- The Bitcoin halving has happened, and the price of Bitcoin doesn't know what to do.
- The price crashed in the minutes leading up to the halving, and has since recovered by roughly $200.
- Despite the crash, holders are playing the long game.
The Bitcoin halving is upon us, and the original king of crypto has closed a major chapter in its history on a bearish trend.
After hitting the $10,000 mark just days ago, recovering from the Black Thursday crash in March, Bitcoin has now erased the bullish expectations among many traders and enthusiasts.
Over the weekend, the price of Bitcoin crashed by more than $1,000 in minutes.
From there, it has slowly recovered, and even managed to touch that psychological resistance level of $9,000 per coin. It was joyous for hodlers while it lasted.
In the hours leading up the halving, however, the Bitcoin bears took over the market, pushing the price down to $8,200. It then corrected to just below $8,500, a drop of more than 14% since Saturday. Just minutes ago, the price shot back up to $8,700, as volatility grips the market.
The price drop could be due to expectations regarding the halving. Miners are important players in the market, since they are responsible for injecting new tokens into the ecosystem. And now that the halving has split mining rewards on the Bitcoin blockchain down the middle, that 50% reduction in mining income may be having an effect.
Miners could have been attempting to sell their holdings at the last minute to secure their operations and perhaps have some degree of confidence in the short term as things calm down.
Are miners able to wait?
As Decrypt reported earlier today, Bitcoin previously recorded massive price gains leading up to the first two halvings.

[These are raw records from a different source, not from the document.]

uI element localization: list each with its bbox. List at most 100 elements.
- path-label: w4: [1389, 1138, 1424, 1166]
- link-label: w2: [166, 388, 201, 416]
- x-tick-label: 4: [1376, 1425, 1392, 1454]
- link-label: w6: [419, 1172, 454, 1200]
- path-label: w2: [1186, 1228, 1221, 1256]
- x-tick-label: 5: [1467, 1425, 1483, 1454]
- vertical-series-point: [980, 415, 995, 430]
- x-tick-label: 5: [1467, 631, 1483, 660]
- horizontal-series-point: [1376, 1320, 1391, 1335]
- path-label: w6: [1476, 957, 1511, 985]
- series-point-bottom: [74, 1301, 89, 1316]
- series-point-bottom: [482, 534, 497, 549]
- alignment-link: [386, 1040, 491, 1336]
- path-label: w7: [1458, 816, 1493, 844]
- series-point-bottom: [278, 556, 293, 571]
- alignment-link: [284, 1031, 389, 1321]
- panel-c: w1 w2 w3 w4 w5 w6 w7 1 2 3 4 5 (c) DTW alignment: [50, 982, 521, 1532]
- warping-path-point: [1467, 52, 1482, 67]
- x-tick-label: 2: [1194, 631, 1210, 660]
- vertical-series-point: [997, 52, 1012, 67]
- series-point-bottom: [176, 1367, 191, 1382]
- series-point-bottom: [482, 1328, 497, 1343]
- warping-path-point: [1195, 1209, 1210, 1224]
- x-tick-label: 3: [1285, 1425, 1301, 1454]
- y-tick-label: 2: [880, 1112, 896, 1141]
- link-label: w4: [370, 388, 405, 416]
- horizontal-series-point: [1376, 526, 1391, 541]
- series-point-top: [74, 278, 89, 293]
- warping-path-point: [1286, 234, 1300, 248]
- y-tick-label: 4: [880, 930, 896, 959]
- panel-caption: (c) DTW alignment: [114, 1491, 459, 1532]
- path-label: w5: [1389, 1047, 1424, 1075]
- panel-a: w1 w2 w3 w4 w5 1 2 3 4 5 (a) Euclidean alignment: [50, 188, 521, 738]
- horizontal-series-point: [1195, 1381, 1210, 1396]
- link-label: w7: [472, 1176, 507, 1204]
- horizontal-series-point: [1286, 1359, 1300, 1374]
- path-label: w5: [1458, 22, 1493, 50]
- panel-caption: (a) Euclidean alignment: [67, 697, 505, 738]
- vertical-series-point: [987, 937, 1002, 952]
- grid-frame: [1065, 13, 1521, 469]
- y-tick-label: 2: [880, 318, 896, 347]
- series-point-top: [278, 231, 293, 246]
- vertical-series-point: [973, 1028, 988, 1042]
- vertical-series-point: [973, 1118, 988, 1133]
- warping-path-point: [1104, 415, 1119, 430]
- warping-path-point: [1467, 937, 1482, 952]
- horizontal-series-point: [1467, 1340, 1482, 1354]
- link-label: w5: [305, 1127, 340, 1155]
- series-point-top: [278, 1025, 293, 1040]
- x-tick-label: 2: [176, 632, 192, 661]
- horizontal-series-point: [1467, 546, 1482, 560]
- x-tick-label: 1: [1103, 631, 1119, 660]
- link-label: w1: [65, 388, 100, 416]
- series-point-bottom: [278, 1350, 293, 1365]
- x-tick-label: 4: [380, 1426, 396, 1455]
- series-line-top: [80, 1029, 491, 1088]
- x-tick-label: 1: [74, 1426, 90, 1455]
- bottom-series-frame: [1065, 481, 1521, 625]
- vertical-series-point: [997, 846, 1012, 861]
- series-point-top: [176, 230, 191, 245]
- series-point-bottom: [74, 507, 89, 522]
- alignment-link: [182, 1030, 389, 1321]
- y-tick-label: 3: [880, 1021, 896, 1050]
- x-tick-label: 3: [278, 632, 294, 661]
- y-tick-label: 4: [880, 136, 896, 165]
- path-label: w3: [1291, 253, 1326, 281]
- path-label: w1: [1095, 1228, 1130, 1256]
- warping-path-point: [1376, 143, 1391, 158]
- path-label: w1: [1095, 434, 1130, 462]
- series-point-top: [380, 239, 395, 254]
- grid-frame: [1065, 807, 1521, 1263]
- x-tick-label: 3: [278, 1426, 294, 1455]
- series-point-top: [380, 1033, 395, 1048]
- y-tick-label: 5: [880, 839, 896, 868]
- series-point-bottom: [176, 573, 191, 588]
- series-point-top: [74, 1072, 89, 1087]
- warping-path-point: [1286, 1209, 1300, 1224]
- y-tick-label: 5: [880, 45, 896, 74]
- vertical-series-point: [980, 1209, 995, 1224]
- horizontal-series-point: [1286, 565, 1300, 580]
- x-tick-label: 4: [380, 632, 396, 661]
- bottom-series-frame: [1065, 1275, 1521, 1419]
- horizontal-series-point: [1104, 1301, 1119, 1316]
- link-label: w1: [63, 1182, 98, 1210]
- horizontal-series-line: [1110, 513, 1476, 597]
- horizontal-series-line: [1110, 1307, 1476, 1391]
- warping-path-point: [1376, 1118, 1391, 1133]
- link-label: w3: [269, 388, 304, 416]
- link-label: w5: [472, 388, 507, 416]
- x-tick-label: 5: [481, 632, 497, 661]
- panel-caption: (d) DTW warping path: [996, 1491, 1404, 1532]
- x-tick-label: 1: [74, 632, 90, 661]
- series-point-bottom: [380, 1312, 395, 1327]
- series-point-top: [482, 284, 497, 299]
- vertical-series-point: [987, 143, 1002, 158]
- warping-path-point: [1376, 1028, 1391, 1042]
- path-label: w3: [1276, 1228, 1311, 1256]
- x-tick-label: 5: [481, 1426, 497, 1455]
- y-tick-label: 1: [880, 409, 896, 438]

But in the days following these events, prices dropped considerably as a result of market nervousness.
But while some may be looking for security in the dollar amid the volatility, others see this as a long-term play.
Binance.US CEO Catherine Coley recently explained that Bitcoin’s third halving could be a gigantic boon for Bitcoin, especially considering the US Federal Reserve’s money printing spree and what this will mean for the dollar’s future inflation.
Hodlers may have their sights set on Bitcoin as a long-term hedge—but, still, they probably would have preferred a nice, big green candle on Bitcoin’s third halving day.
The views and opinions expressed by the author are for informational purposes only and do not constitute financial, investment, or other advice.